Als das letzte Lied verklungen, die letzte Konfetti-Kanone abgefeuert ist und ein paar Gardemädchen noch für Fotos auf der wohl berühmtesten Faschingsbühne Bayerns posieren, bleiben die meisten Gäste noch eine Weile ungläubig staunend im Saal zurück: Fasching mit Publikum und einer irren Stimmung – das hatten viele seit zwei Jahren nicht mehr erlebt.
Am Mittwoch wurde in den Veitshöchheimer Mainfranken-Sälen die 35. Ausgabe der "Fastnacht in Franken" aufgezeichnet. Eine Live-Sendung war wegen Corona nicht möglich, statt wie gewohnt 600 waren aber immerhin 170 Gäste im Saal. Zu sehen war das Spektakel am Freitagabend im Bayerischen Fernsehen.
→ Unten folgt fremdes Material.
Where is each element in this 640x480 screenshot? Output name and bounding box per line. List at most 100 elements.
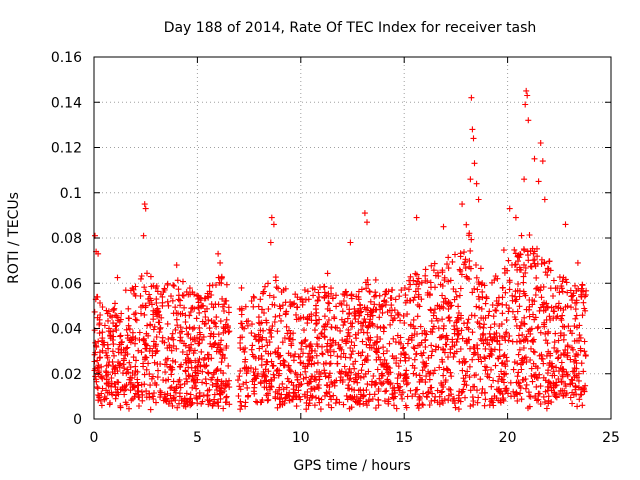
- data-point: [120, 361, 127, 368]
- data-point: [404, 379, 411, 386]
- data-point: [205, 356, 212, 362]
- data-point: [110, 333, 117, 340]
- data-point: [224, 381, 231, 387]
- data-point: [334, 360, 341, 367]
- data-point: [443, 341, 450, 348]
- data-point: [390, 335, 397, 342]
- data-point: [549, 372, 556, 379]
- data-point: [456, 266, 463, 273]
- data-point: [218, 280, 225, 287]
- data-point: [348, 395, 355, 402]
- data-point: [185, 357, 192, 364]
- data-point: [297, 359, 304, 366]
- data-point: [411, 325, 418, 332]
- data-point: [98, 390, 105, 397]
- data-point: [513, 338, 520, 345]
- data-point: [95, 392, 101, 398]
- data-point: [325, 374, 332, 381]
- data-point: [165, 302, 172, 309]
- data-point: [94, 385, 101, 392]
- data-point: [326, 393, 333, 400]
- data-point: [333, 377, 340, 384]
- data-point: [188, 364, 195, 371]
- data-point: [272, 274, 279, 281]
- data-point: [457, 346, 464, 352]
- data-point: [442, 299, 449, 306]
- data-point-notable: [473, 180, 480, 187]
- data-point: [506, 333, 513, 339]
- data-point: [427, 306, 434, 313]
- data-point: [475, 394, 482, 401]
- data-point: [550, 293, 556, 299]
- data-point: [376, 301, 383, 308]
- data-point: [324, 270, 331, 277]
- y-tick-label: 0.12: [51, 141, 82, 157]
- data-point: [477, 323, 483, 330]
- data-point: [129, 375, 135, 382]
- data-point: [113, 327, 120, 334]
- data-point: [547, 350, 554, 357]
- data-point: [221, 308, 227, 314]
- data-point: [110, 341, 117, 348]
- data-point: [549, 363, 556, 370]
- data-point: [531, 248, 538, 255]
- data-point: [157, 388, 164, 394]
- data-point: [494, 275, 501, 282]
- data-point: [304, 288, 311, 295]
- data-point: [381, 397, 388, 404]
- data-point: [474, 286, 481, 293]
- data-point: [578, 360, 585, 367]
- data-point: [535, 323, 542, 330]
- data-point: [522, 269, 529, 276]
- data-point: [126, 326, 133, 333]
- data-point: [556, 391, 563, 398]
- data-point: [382, 301, 389, 308]
- data-point: [561, 332, 568, 339]
- data-point: [146, 291, 153, 298]
- data-point: [488, 347, 495, 354]
- x-tick-label: 0: [90, 430, 99, 446]
- data-point: [522, 265, 529, 271]
- data-point: [530, 348, 537, 355]
- data-point: [451, 350, 458, 357]
- data-point: [452, 288, 459, 295]
- data-point: [313, 368, 320, 375]
- data-point: [196, 329, 203, 336]
- data-point: [311, 360, 318, 367]
- data-point: [349, 348, 356, 355]
- data-point: [520, 288, 527, 295]
- data-point: [308, 311, 315, 318]
- data-point: [528, 373, 535, 379]
- data-point: [554, 355, 561, 362]
- data-point: [326, 361, 333, 367]
- data-point: [138, 388, 145, 395]
- data-point: [186, 285, 193, 292]
- data-point: [365, 368, 372, 375]
- data-point: [445, 254, 452, 261]
- data-point: [313, 320, 319, 327]
- data-point: [525, 389, 532, 396]
- data-point: [428, 352, 435, 359]
- data-point: [274, 349, 281, 356]
- data-point: [347, 354, 354, 361]
- data-point: [97, 398, 104, 404]
- data-point: [262, 283, 268, 290]
- data-point: [544, 272, 551, 279]
- data-point: [222, 399, 229, 406]
- data-point: [168, 293, 174, 300]
- data-point: [218, 382, 225, 389]
- data-point: [582, 307, 589, 314]
- data-point: [385, 398, 392, 405]
- data-point: [420, 359, 427, 366]
- data-point-notable: [413, 214, 420, 221]
- data-point: [557, 387, 564, 394]
- data-point: [186, 396, 193, 403]
- data-point: [311, 286, 318, 293]
- data-point: [395, 363, 402, 370]
- data-point: [103, 369, 110, 376]
- data-point: [411, 294, 418, 301]
- data-point: [176, 393, 183, 400]
- data-point: [563, 279, 570, 286]
- data-point: [427, 369, 434, 376]
- data-point: [422, 337, 429, 344]
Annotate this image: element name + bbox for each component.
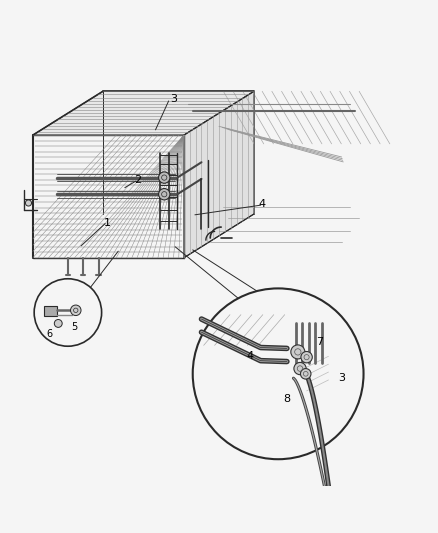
Circle shape: [193, 288, 364, 459]
Text: 5: 5: [71, 322, 78, 332]
Circle shape: [301, 351, 312, 363]
Text: 4: 4: [258, 199, 265, 209]
Text: 3: 3: [170, 94, 177, 104]
Circle shape: [34, 279, 102, 346]
Circle shape: [291, 345, 305, 359]
Text: 8: 8: [283, 394, 290, 404]
Circle shape: [25, 200, 32, 206]
Circle shape: [54, 319, 62, 327]
Circle shape: [159, 189, 170, 200]
Text: 7: 7: [316, 337, 323, 348]
Circle shape: [159, 172, 170, 183]
Polygon shape: [184, 91, 254, 258]
Polygon shape: [44, 306, 57, 316]
Text: 4: 4: [246, 351, 253, 361]
Text: 1: 1: [104, 217, 111, 228]
Text: 6: 6: [46, 328, 53, 338]
Polygon shape: [33, 91, 254, 135]
Text: 3: 3: [338, 373, 345, 383]
Circle shape: [71, 305, 81, 316]
Circle shape: [294, 362, 306, 375]
Circle shape: [300, 368, 311, 379]
Text: 2: 2: [134, 175, 141, 185]
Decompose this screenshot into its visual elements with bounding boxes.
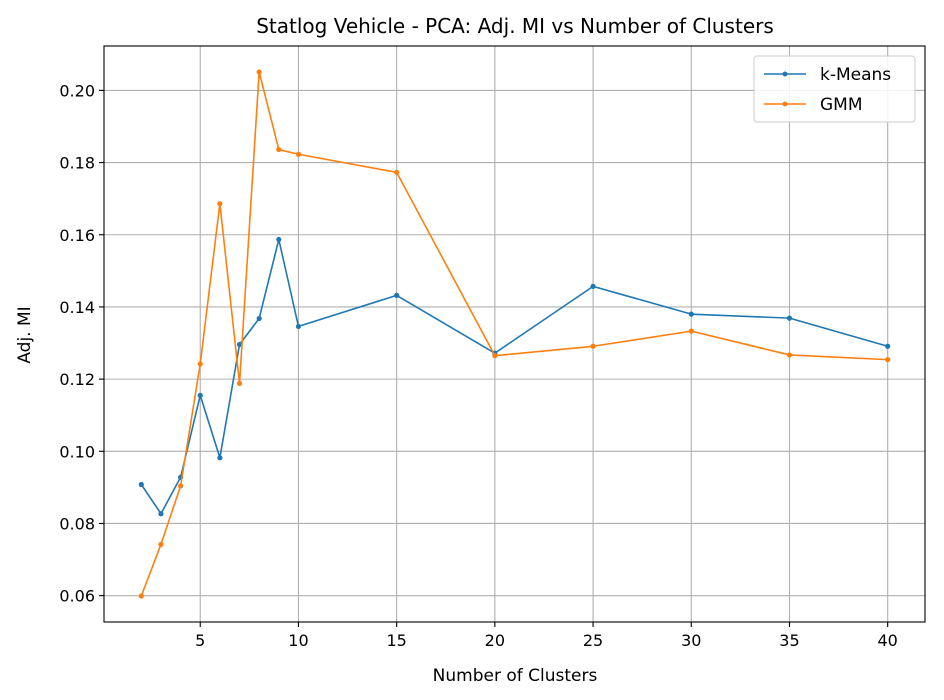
legend-entry-kmeans: k-Means (764, 65, 891, 85)
data-point-k-means (885, 343, 891, 349)
data-point-gmm (885, 357, 891, 363)
data-point-k-means (276, 236, 282, 243)
y-tick-label: 0.20 (59, 81, 95, 100)
legend-label-gmm: GMM (820, 95, 863, 115)
data-point-gmm (394, 169, 400, 175)
y-tick-label: 0.16 (59, 226, 95, 245)
legend-box (753, 55, 916, 123)
x-tick-label: 15 (386, 631, 406, 650)
legend-entry-gmm: GMM (764, 95, 863, 115)
data-point-k-means (217, 455, 223, 461)
y-tick-label: 0.14 (59, 298, 95, 317)
y-tick-label: 0.08 (59, 514, 95, 533)
x-tick-label: 35 (779, 631, 799, 650)
data-point-k-means (256, 315, 262, 322)
data-point-gmm (217, 201, 223, 207)
data-point-k-means (688, 311, 694, 317)
data-point-k-means (786, 315, 793, 321)
x-axis-ticks: 5 10 15 20 25 30 35 40 (195, 622, 898, 650)
data-point-k-means (236, 341, 243, 348)
x-tick-label: 20 (485, 631, 505, 650)
y-tick-label: 0.18 (59, 154, 95, 173)
data-point-gmm (590, 343, 596, 349)
data-point-gmm (492, 353, 498, 359)
grid (104, 46, 925, 622)
data-point-gmm (295, 151, 302, 157)
x-tick-label: 5 (195, 631, 205, 650)
x-tick-label: 25 (583, 631, 603, 650)
data-point-gmm (786, 352, 793, 358)
y-tick-label: 0.06 (59, 587, 95, 606)
data-point-gmm (158, 541, 164, 548)
data-point-k-means (138, 481, 144, 488)
data-point-gmm (178, 483, 184, 489)
plot-frame (103, 45, 926, 623)
y-tick-label: 0.10 (59, 442, 95, 461)
series-gmm (138, 69, 891, 599)
chart-title: Statlog Vehicle - PCA: Adj. MI vs Number… (256, 14, 774, 38)
legend-label-kmeans: k-Means (820, 65, 891, 85)
data-point-gmm (256, 69, 262, 75)
data-point-gmm (276, 146, 282, 153)
legend: k-Means GMM (753, 55, 916, 123)
data-point-k-means (295, 323, 302, 330)
x-axis-label: Number of Clusters (433, 666, 598, 686)
data-point-gmm (236, 380, 243, 387)
series-layer (138, 69, 891, 599)
legend-marker-gmm (782, 101, 788, 107)
y-axis-label: Adj. MI (15, 306, 35, 363)
x-tick-label: 40 (878, 631, 898, 650)
y-axis-ticks: 0.06 0.08 0.10 0.12 0.14 0.16 0.18 0.20 (59, 81, 104, 606)
x-tick-label: 30 (681, 631, 701, 650)
data-point-gmm (138, 593, 144, 599)
data-point-k-means (158, 511, 164, 517)
data-point-gmm (688, 328, 694, 334)
x-tick-label: 10 (288, 631, 308, 650)
data-point-k-means (590, 283, 596, 289)
y-tick-label: 0.12 (59, 370, 95, 389)
legend-marker-kmeans (782, 71, 788, 77)
data-point-k-means (197, 392, 203, 398)
data-point-gmm (197, 361, 203, 367)
data-point-k-means (394, 292, 400, 298)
Veitshöchheim als Balsam für die Seele der Narren
"Das ist Balsam für meine Seele", sagt Klaus-Ludwig Fess, Präsident des Bund Deutscher Karneval. "Konfetti für die Seele", pflichtet ihm Landtagspräsidentin Ilse Aigner (CSU) nach der Aufzeichnung bei. Und Ministerpräsident Markus Söder (CSU) spricht von einem glänzenden Comeback. Er habe an diesem Abend erst so richtig gemerkt, was ihm in den vergangenen zwei Jahren gefehlt habe. Dabei musste der Ministerpräsident ob seiner Corona-Politik und der gescheiterten Kanzlerkandidatur kräftig einstecken. Er nahm es gelassen und mit Humor.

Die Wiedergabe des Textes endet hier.